Ta-Ha
طه Ta-HaVersículo (Español)
[20:117] Dije: "¡Oh, Adán! Este [el demonio] es un enemigo para ti y para tu esposa; que no los haga expulsar del Paraíso pues serás un desdichado.
Tafsir de Al-Qurtubi
{Y dijimos: «¡Oh Adán! Ciertamente, este es enemigo tuyo y de tu esposa; que no os expulse, pues, a ambos del Jardín, y entonces padecerás»} (117)
«Y dijimos: “¡Oh Adán! Ciertamente, este es enemigo tuyo y de tu esposa; que no os expulse a ambos”». Es una prohibición,
y su sentido figurado es: no lo aceptéis, pues ello sería causa de vuestra expulsión.
«del Jardín».
«y entonces padecerás»; es decir, tú y tu esposa, porque ambos son uno en la igualdad de la causa.
Y no dijo: “y entonces padeceréis”, porque el sentido es conocido; y Adán —sobre él la paz— es el interpelado y el pretendido. Además, como él era quien se afanaba por ella y quien adquiría para ella, era más propio que se le atribuyera el padecimiento.
Y se dijo: la expulsión recae sobre ambos, mientras que el padecimiento recae únicamente sobre Adán; y es el padecimiento del cuerpo. ¿Acaso no ves que lo siguió con Su dicho:
«Ciertamente, para ti es que no pasarás hambre en él ni estarás desnudo»,
es decir, en el Jardín,
«y que no padecerás sed en él ni sufrirás el ardor del sol»?
Así le hizo saber que en el Jardín tiene todo eso: vestido, alimento, bebida y morada; y que, si descuidas el mandato y obedeces al enemigo, os expulsará a ambos del Jardín y padecerás fatiga y agotamiento; es decir, pasarás hambre, estarás desnudo, tendrás sed y te alcanzará el sol; porque serás devuelto a la tierra cuando seas expulsado del Jardín.
Y sólo a él lo particularizó mencionando el padecimiento, y no dijo “y entonces padeceréis ambos”, para enseñarnos que el gasto de la esposa recae sobre el esposo; desde aquel día quedó establecido el gasto de las mujeres a cargo de los esposos. Y como el gasto de Eva recaía sobre Adán, así los gastos de sus hijas recaen sobre los hijos de Adán por derecho del vínculo conyugal.

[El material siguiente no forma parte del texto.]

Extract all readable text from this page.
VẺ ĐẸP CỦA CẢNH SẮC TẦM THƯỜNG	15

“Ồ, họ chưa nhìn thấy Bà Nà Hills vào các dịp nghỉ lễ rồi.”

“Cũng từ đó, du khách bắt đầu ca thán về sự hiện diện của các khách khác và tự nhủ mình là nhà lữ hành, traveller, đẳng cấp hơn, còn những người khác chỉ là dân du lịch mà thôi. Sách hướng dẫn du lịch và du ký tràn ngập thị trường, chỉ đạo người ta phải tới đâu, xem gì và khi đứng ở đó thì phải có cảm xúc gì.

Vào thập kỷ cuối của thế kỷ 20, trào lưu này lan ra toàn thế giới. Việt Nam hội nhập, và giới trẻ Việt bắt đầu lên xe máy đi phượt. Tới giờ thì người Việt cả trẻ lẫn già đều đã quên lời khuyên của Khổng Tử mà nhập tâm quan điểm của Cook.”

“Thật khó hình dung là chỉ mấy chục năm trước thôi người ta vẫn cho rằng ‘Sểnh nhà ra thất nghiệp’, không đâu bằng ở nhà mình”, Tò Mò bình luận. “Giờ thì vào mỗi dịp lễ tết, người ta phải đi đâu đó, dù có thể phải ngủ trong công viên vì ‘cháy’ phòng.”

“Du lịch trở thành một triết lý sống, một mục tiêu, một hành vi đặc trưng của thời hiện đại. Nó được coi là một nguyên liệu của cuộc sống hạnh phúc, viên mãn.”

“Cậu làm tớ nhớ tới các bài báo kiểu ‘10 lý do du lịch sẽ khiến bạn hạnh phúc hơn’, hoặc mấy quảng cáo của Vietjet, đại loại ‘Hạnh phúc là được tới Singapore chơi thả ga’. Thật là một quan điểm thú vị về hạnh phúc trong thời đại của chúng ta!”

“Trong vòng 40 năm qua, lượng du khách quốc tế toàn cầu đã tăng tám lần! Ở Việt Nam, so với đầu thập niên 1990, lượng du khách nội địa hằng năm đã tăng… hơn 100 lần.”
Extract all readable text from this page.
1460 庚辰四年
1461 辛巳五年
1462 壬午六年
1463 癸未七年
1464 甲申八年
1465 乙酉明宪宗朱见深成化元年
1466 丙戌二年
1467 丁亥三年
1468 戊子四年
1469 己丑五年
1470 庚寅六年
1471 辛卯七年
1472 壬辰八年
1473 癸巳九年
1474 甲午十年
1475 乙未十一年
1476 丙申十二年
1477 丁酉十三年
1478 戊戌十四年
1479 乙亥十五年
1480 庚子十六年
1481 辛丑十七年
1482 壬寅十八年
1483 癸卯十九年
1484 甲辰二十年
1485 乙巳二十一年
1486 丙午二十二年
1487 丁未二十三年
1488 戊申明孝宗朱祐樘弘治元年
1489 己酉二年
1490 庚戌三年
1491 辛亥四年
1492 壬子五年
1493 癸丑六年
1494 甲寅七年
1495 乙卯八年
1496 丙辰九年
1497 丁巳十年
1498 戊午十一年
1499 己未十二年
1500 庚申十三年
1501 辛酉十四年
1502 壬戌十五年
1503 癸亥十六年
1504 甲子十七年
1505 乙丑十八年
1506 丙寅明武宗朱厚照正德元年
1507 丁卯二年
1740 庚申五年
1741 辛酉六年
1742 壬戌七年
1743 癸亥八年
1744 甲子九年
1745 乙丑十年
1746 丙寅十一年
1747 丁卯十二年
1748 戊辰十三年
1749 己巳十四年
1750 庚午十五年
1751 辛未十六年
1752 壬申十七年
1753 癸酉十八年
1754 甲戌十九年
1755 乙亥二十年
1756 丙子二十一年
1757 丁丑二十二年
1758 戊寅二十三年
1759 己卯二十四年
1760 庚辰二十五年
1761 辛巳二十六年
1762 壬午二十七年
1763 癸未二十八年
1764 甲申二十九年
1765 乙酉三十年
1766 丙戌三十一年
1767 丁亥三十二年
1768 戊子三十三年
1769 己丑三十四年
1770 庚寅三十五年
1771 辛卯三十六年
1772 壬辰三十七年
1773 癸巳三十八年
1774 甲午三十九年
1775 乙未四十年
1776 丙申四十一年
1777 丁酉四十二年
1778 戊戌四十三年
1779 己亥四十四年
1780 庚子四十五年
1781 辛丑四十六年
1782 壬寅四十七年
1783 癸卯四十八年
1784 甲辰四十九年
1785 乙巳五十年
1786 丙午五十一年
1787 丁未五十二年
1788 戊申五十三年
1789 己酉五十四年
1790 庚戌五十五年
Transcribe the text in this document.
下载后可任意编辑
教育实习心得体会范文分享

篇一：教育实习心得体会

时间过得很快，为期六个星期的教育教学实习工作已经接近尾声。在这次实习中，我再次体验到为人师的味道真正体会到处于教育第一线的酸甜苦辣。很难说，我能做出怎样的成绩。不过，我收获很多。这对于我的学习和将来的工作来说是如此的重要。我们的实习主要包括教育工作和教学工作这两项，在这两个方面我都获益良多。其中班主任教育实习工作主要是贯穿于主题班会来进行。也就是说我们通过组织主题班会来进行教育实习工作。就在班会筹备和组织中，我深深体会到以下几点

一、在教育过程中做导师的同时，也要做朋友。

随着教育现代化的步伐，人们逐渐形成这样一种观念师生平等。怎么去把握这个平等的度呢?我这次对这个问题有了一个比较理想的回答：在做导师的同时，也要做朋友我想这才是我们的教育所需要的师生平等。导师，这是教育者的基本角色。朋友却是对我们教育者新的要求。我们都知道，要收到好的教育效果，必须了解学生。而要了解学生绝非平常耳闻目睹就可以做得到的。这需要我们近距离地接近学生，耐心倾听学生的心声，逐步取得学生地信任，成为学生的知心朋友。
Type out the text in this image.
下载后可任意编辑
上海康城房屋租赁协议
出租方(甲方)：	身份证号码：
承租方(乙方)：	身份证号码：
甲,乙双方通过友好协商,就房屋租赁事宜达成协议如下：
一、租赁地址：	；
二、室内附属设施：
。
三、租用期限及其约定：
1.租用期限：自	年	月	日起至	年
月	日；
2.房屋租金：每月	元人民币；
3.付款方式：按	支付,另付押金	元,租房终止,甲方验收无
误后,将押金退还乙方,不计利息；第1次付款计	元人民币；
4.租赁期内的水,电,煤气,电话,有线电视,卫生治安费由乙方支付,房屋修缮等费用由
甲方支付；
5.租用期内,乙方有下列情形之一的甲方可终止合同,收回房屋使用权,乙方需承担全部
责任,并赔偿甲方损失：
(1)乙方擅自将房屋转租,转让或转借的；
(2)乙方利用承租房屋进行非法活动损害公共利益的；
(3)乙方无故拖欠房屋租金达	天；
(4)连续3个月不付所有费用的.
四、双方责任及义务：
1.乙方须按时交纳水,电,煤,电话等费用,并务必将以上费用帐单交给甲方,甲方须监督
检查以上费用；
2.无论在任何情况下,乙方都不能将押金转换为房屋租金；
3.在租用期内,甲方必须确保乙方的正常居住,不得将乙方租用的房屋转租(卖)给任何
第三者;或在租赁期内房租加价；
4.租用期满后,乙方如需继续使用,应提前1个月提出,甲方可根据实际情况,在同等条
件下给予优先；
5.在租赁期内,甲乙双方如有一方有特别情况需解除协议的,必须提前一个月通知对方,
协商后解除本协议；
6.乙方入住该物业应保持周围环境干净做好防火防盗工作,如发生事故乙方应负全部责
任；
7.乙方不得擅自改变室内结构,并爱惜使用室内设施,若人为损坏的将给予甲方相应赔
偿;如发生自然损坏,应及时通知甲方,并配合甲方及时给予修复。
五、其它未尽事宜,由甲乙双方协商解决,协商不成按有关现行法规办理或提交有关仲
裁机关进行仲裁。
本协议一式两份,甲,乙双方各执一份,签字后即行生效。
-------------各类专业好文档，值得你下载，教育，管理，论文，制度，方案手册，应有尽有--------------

Y nos hizo saber en esta aleya que el sustento que es obligatorio para la mujer a cargo de su esposo son estas cuatro cosas: alimento, bebida, vestido y morada. Si le entrega estas cuatro, queda libre respecto de su manutención; y si añade algo después de ello por generosidad, será recompensado. En cuanto a estas cuatro, no hay escapatoria de ellas, pues con ellas se mantiene la vida.
Al-Hasan dijo: lo que se pretende con Su dicho «y entonces padecerás» es el padecimiento de la vida mundanal: no se ve al hijo de Adán sino esforzándose penosamente. Y al-Farrā’ dijo: es que coma del esfuerzo de sus manos.
Y Sa‘īd ibn Jubayr dijo: se hizo descender para Adán un toro rojo, y con él araba, y se enjugaba el sudor de la frente: ese es su padecimiento del que habló Dios —Bendito y Altísimo—.
Y se dijo: cuando fue hecho descender del Jardín, una de las primeras cosas de su padecimiento fue que Gabriel le hizo descender granos del Jardín y le dijo: “¡Oh Adán! Siembra esto”. Entonces aró y sembró; luego segó, luego trilló, luego aventó, luego molió, luego amasó, luego coció; después se sentó a comer tras el cansancio, y su pan se le rodó de la mano hasta quedar al pie de la montaña; y Adán corrió tras él hasta fatigarse, mientras el sudor le corría por la frente.
Dijo: “¡Oh Adán! Así será tu sustento: con fatiga y padecimiento; y el sustento de tu descendencia después de ti, mientras permanezcáis en la vida mundanal”.